How Debi Mazar Sets the Table for Her Final Feast
The Last Supper

DEBI MAZAR

Debi Mazar, culinary queen and star of The Pentaverate, sets the table for a fab final meal.

As told to Evan Ross Katz
Illustration by Barry Falls
18 May 20223 min read

Let me just get this straight, this is my last meal? I’m going to start preparing the food hours before my guests arrive. My husband, Gabriele Corcos, who’s a Tuscan chef, and I are preparing it together. We’re going to make my favorite thing that he makes me every New Year’s Eve: melanzane alla parmigiana. In the kitchen, I’ll have to have lime and hot pepper San Carlo potato chips. I have a thing for potato chips, and I don’t care if they’re bad for you. I love them, and they’re part of my life, so I’m going to have them. I’m going to say “fuck it” and smoke a cigarette, and I’ll probably have some leftover dry, white Sicilian wine just because I want to get a little high on life, eat the chips, and prepare my meal with love. I’m going to have music blaring in the background. I’ve put on Benny Moré, Celia Cruz, Tito Puente. I want to have a Latin vibe, even though I’m in Italy. It’s part of my personality.

As people arrive, I’ll serve them a Negroni as the welcome cocktail. I’ve put out a display of appetizers: a soft pecorino cheese that has hot peppers in it, sliced with some pear, some parmigiano broken up by hand so it’s nice and chunky, and some Sicilian castelvetrano olives that taste really buttery. Maybe a little honey on the side, with some hot pepper flakes for people that want to give a little dip to their parmigiano or pecorino. I’ll serve some calabrese salami, finocchiona, and maybe boar salami. 

Once everybody’s seated, we’ll start with a gorgeous salad. I love to shop for fresh vegetables, so I’m getting beautiful radicchio, arugula, valerianella, which is like watercress, and lettuces. I like my salad to be crunchy. I love avocados. I don’t dress the salad in advance, because everybody’s different. For me, I’m going with the acidic balsamic because it’s just so fresh and light, and my salad tastes so healthy.

My husband will grill. He’s going to make a steak that bleeds, bistecca alla fiorentina. I personally prefer the filet medium: pink, but not bleeding. Listen, I grew up in America. So yes, I can eat a red, bleeding steak, but it’s not my favorite. Then we have our parmigiana. 

The music’s still going. I’m clearing the table throughout, because if I got to go, I need to know that my kitchen is clean. I’ll have my dessert on the way to the holy gates, but I’m going to serve my guests first. They’re getting torta della nonna from Alcedo Bakery in Fiesole. It’s my favorite cake and I’m going to take some with me on my flight up, as I sip on a final shot of some good Scottish whiskey, with a cigarette.

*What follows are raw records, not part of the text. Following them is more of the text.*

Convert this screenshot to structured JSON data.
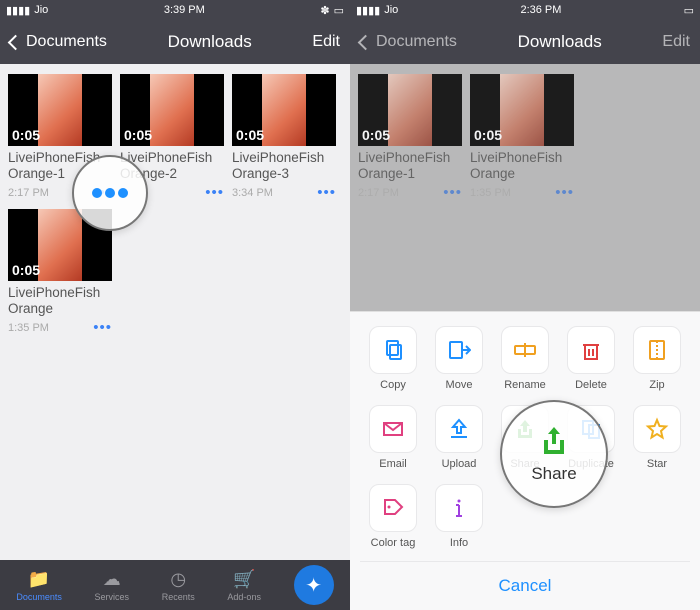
{
  "left": {
    "status": {
      "carrier": "Jio",
      "time": "3:39 PM",
      "bluetooth": true
    },
    "nav": {
      "back": "Documents",
      "title": "Downloads",
      "edit": "Edit"
    },
    "files": [
      {
        "name": "LiveiPhoneFish Orange-1",
        "time": "2:17 PM",
        "duration": "0:05"
      },
      {
        "name": "LiveiPhoneFish Orange-2",
        "time": "",
        "duration": "0:05"
      },
      {
        "name": "LiveiPhoneFish Orange-3",
        "time": "3:34 PM",
        "duration": "0:05"
      },
      {
        "name": "LiveiPhoneFish Orange",
        "time": "1:35 PM",
        "duration": "0:05"
      }
    ],
    "more_label": "•••",
    "tabs": [
      "Documents",
      "Services",
      "Recents",
      "Add-ons",
      ""
    ]
  },
  "right": {
    "status": {
      "carrier": "Jio",
      "time": "2:36 PM"
    },
    "nav": {
      "back": "Documents",
      "title": "Downloads",
      "edit": "Edit"
    },
    "files": [
      {
        "name": "LiveiPhoneFish Orange-1",
        "time": "2:17 PM",
        "duration": "0:05"
      },
      {
        "name": "LiveiPhoneFish Orange",
        "time": "1:35 PM",
        "duration": "0:05"
      }
    ],
    "more_label": "•••",
    "sheet": {
      "items": [
        {
          "label": "Copy",
          "color": "#1e90ff"
        },
        {
          "label": "Move",
          "color": "#1e90ff"
        },
        {
          "label": "Rename",
          "color": "#f0a020"
        },
        {
          "label": "Delete",
          "color": "#e04040"
        },
        {
          "label": "Zip",
          "color": "#f0a020"
        },
        {
          "label": "Email",
          "color": "#e04080"
        },
        {
          "label": "Upload",
          "color": "#1e90ff"
        },
        {
          "label": "Share",
          "color": "#30b030"
        },
        {
          "label": "Duplicate",
          "color": "#1e90ff"
        },
        {
          "label": "Star",
          "color": "#f0b020"
        },
        {
          "label": "Color tag",
          "color": "#e04080"
        },
        {
          "label": "Info",
          "color": "#a040e0"
        }
      ],
      "cancel": "Cancel",
      "highlight_label": "Share"
    }
  }
}
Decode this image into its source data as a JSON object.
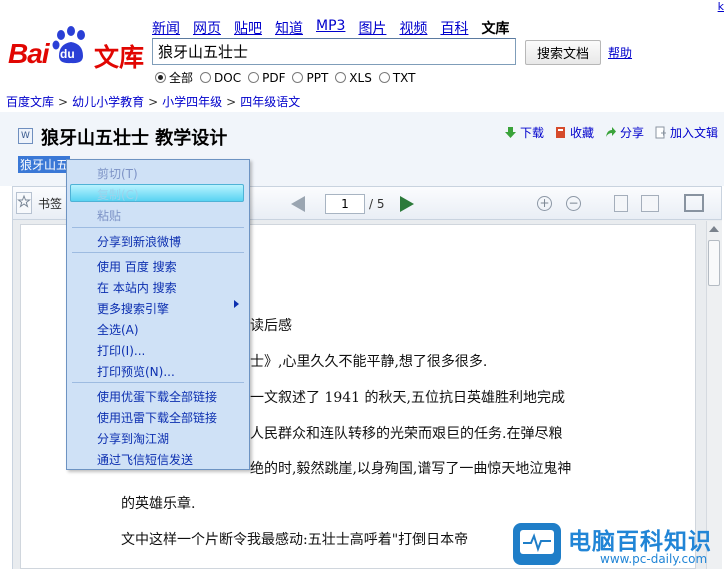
{
  "header": {
    "top_right_link": "k",
    "nav": [
      "新闻",
      "网页",
      "贴吧",
      "知道",
      "MP3",
      "图片",
      "视频",
      "百科"
    ],
    "nav_active": "文库",
    "search_value": "狼牙山五壮士",
    "search_button": "搜索文档",
    "help_link": "帮助",
    "filters": [
      {
        "label": "全部",
        "checked": true
      },
      {
        "label": "DOC",
        "checked": false
      },
      {
        "label": "PDF",
        "checked": false
      },
      {
        "label": "PPT",
        "checked": false
      },
      {
        "label": "XLS",
        "checked": false
      },
      {
        "label": "TXT",
        "checked": false
      }
    ],
    "logo": {
      "bai": "Bai",
      "du": "du",
      "wenku": "文库",
      "brand_color": "#e10602"
    }
  },
  "breadcrumb": [
    "百度文库",
    "幼儿小学教育",
    "小学四年级",
    "四年级语文"
  ],
  "document": {
    "title": "狼牙山五壮士 教学设计",
    "subtitle_link": "狼牙山五",
    "actions": [
      {
        "label": "下载",
        "icon": "download-icon"
      },
      {
        "label": "收藏",
        "icon": "bookmark-icon"
      },
      {
        "label": "分享",
        "icon": "share-icon"
      },
      {
        "label": "加入文辑",
        "icon": "add-collection-icon"
      }
    ]
  },
  "toolbar": {
    "bookmark_label": "书签",
    "current_page": "1",
    "total_pages": "/ 5"
  },
  "content_lines": [
    "读后感",
    "士》,心里久久不能平静,想了很多很多.",
    "一文叙述了 1941 的秋天,五位抗日英雄胜利地完成",
    "人民群众和连队转移的光荣而艰巨的任务.在弹尽粮",
    "绝的时,毅然跳崖,以身殉国,谱写了一曲惊天地泣鬼神",
    "的英雄乐章.",
    "文中这样一个片断令我最感动:五壮士高呼着\"打倒日本帝"
  ],
  "context_menu": {
    "items": [
      {
        "label": "剪切(T)",
        "disabled": true
      },
      {
        "label": "复制(C)",
        "disabled": false,
        "highlighted": true
      },
      {
        "label": "粘贴",
        "disabled": true
      },
      {
        "label": "分享到新浪微博",
        "disabled": false
      },
      {
        "label": "使用 百度 搜索",
        "disabled": false
      },
      {
        "label": "在 本站内 搜索",
        "disabled": false
      },
      {
        "label": "更多搜索引擎",
        "disabled": false,
        "submenu": true
      },
      {
        "label": "全选(A)",
        "disabled": false
      },
      {
        "label": "打印(I)...",
        "disabled": false
      },
      {
        "label": "打印预览(N)...",
        "disabled": false
      },
      {
        "label": "使用优蛋下载全部链接",
        "disabled": false
      },
      {
        "label": "使用迅雷下载全部链接",
        "disabled": false
      },
      {
        "label": "分享到淘江湖",
        "disabled": false
      },
      {
        "label": "通过飞信短信发送",
        "disabled": false
      }
    ]
  },
  "watermark": {
    "title": "电脑百科知识",
    "url": "www.pc-daily.com",
    "color": "#2185d6"
  }
}
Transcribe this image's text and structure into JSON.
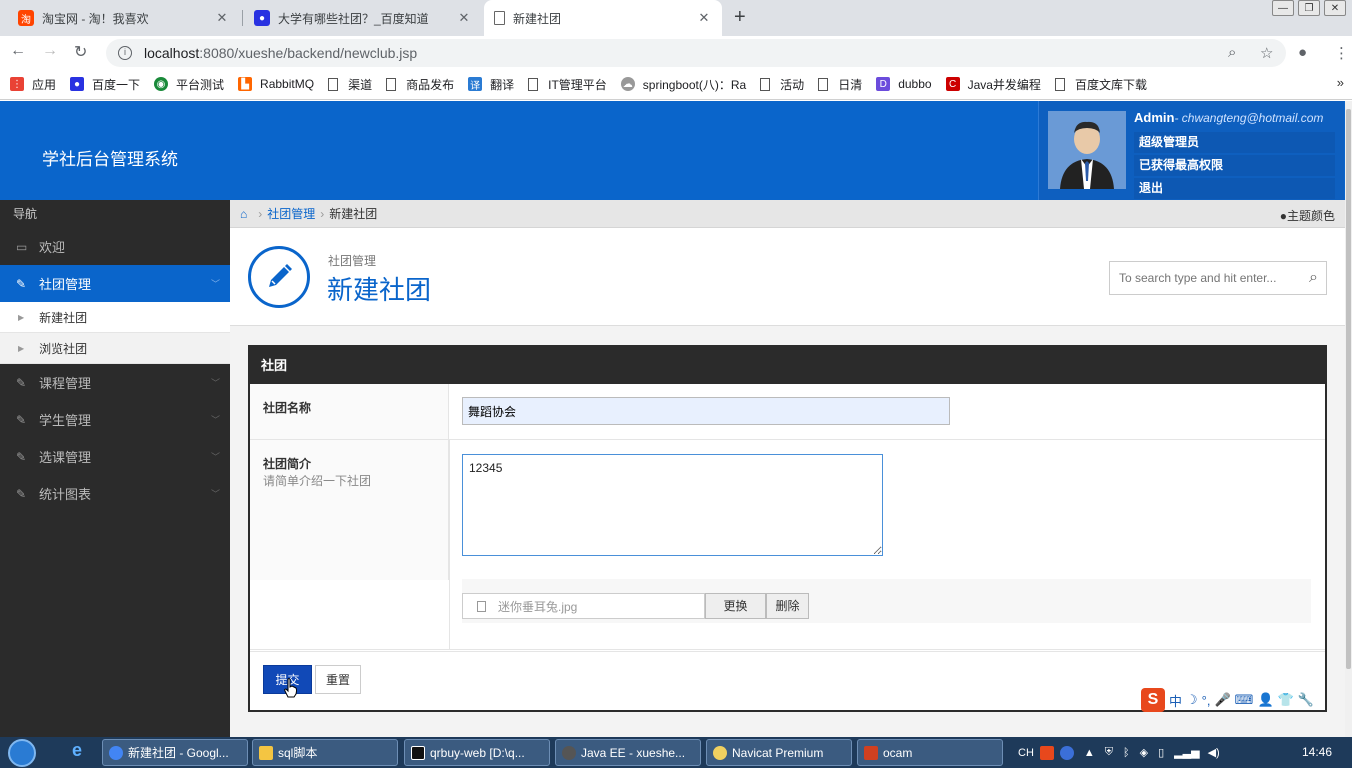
{
  "browser": {
    "tabs": [
      {
        "title": "淘宝网 - 淘！我喜欢",
        "icon": "taobao-icon",
        "color": "#f40"
      },
      {
        "title": "大学有哪些社团？_百度知道",
        "icon": "baidu-paw-icon",
        "color": "#2932e1"
      },
      {
        "title": "新建社团",
        "icon": "page-icon",
        "color": "#ffffff"
      }
    ],
    "url_host": "localhost",
    "url_path": ":8080/xueshe/backend/newclub.jsp",
    "bookmarks": [
      {
        "label": "应用",
        "icon": "apps-icon"
      },
      {
        "label": "百度一下",
        "icon": "baidu-paw-icon"
      },
      {
        "label": "平台测试",
        "icon": "globe-icon"
      },
      {
        "label": "RabbitMQ",
        "icon": "rabbitmq-icon"
      },
      {
        "label": "渠道",
        "icon": "page-icon"
      },
      {
        "label": "商品发布",
        "icon": "page-icon"
      },
      {
        "label": "翻译",
        "icon": "translate-icon"
      },
      {
        "label": "IT管理平台",
        "icon": "page-icon"
      },
      {
        "label": "springboot(八)：Ra",
        "icon": "cloud-icon"
      },
      {
        "label": "活动",
        "icon": "page-icon"
      },
      {
        "label": "日清",
        "icon": "page-icon"
      },
      {
        "label": "dubbo",
        "icon": "dubbo-icon"
      },
      {
        "label": "Java并发编程",
        "icon": "csdn-icon"
      },
      {
        "label": "百度文库下载",
        "icon": "page-icon"
      }
    ]
  },
  "app": {
    "title": "学社后台管理系统",
    "user": {
      "name": "Admin",
      "email": "- chwangteng@hotmail.com",
      "menu": [
        "超级管理员",
        "已获得最高权限",
        "退出"
      ]
    }
  },
  "sidebar": {
    "header": "导航",
    "items": [
      {
        "label": "欢迎",
        "icon": "monitor-icon",
        "active": false
      },
      {
        "label": "社团管理",
        "icon": "pencil-icon",
        "active": true,
        "children": [
          "新建社团",
          "浏览社团"
        ]
      },
      {
        "label": "课程管理",
        "icon": "pencil-icon",
        "active": false
      },
      {
        "label": "学生管理",
        "icon": "pencil-icon",
        "active": false
      },
      {
        "label": "选课管理",
        "icon": "pencil-icon",
        "active": false
      },
      {
        "label": "统计图表",
        "icon": "pencil-icon",
        "active": false
      }
    ]
  },
  "breadcrumb": {
    "parent": "社团管理",
    "current": "新建社团",
    "theme": "主题颜色"
  },
  "page": {
    "subtitle": "社团管理",
    "title": "新建社团",
    "search_placeholder": "To search type and hit enter..."
  },
  "form": {
    "panel_title": "社团",
    "name_label": "社团名称",
    "name_value": "舞蹈协会",
    "desc_label": "社团简介",
    "desc_hint": "请简单介绍一下社团",
    "desc_value": "12345",
    "file_name": "迷你垂耳兔.jpg",
    "change_label": "更换",
    "delete_label": "删除",
    "submit_label": "提交",
    "reset_label": "重置"
  },
  "ime": {
    "items": [
      "中",
      "☽",
      "°,",
      "🎤",
      "⌨",
      "👤",
      "👕",
      "🔧"
    ]
  },
  "taskbar": {
    "tasks": [
      {
        "label": "新建社团 - Googl...",
        "color": "#4285f4"
      },
      {
        "label": "sql脚本",
        "color": "#f4c542"
      },
      {
        "label": "qrbuy-web [D:\\q...",
        "color": "#111111"
      },
      {
        "label": "Java EE - xueshe...",
        "color": "#555555"
      },
      {
        "label": "Navicat Premium",
        "color": "#f0d060"
      },
      {
        "label": "ocam",
        "color": "#d04020"
      }
    ],
    "tray_lang": "CH",
    "time": "14:46"
  },
  "colors": {
    "primary": "#0a65cb",
    "sidebar": "#2b2b2b",
    "submit": "#1149b7"
  }
}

Oh wait! The guest list. I want, at the table, a mixture of mine and my husband’s friends from past and present, some who have died, some still with us. Madonna will have to be there. Pedro Almodovar, Rossy de Palma, Paco Léon.

Look, if I sit you at my table, it’s the greatest gift I can give you because A) I’m going to serve you good food, but B) I’m going to show you love. I’m going to make you feel nourished, appreciated, like a hundred fucking million bucks, and you’re going to leave my house inspired and happy. And that’s what I want for my last meal. I hate to think about that. But when I rise up, I’m surrounded by cypress and olive trees and beauty, and if I can have people here to celebrate something that’s final, it’s going to be amazing.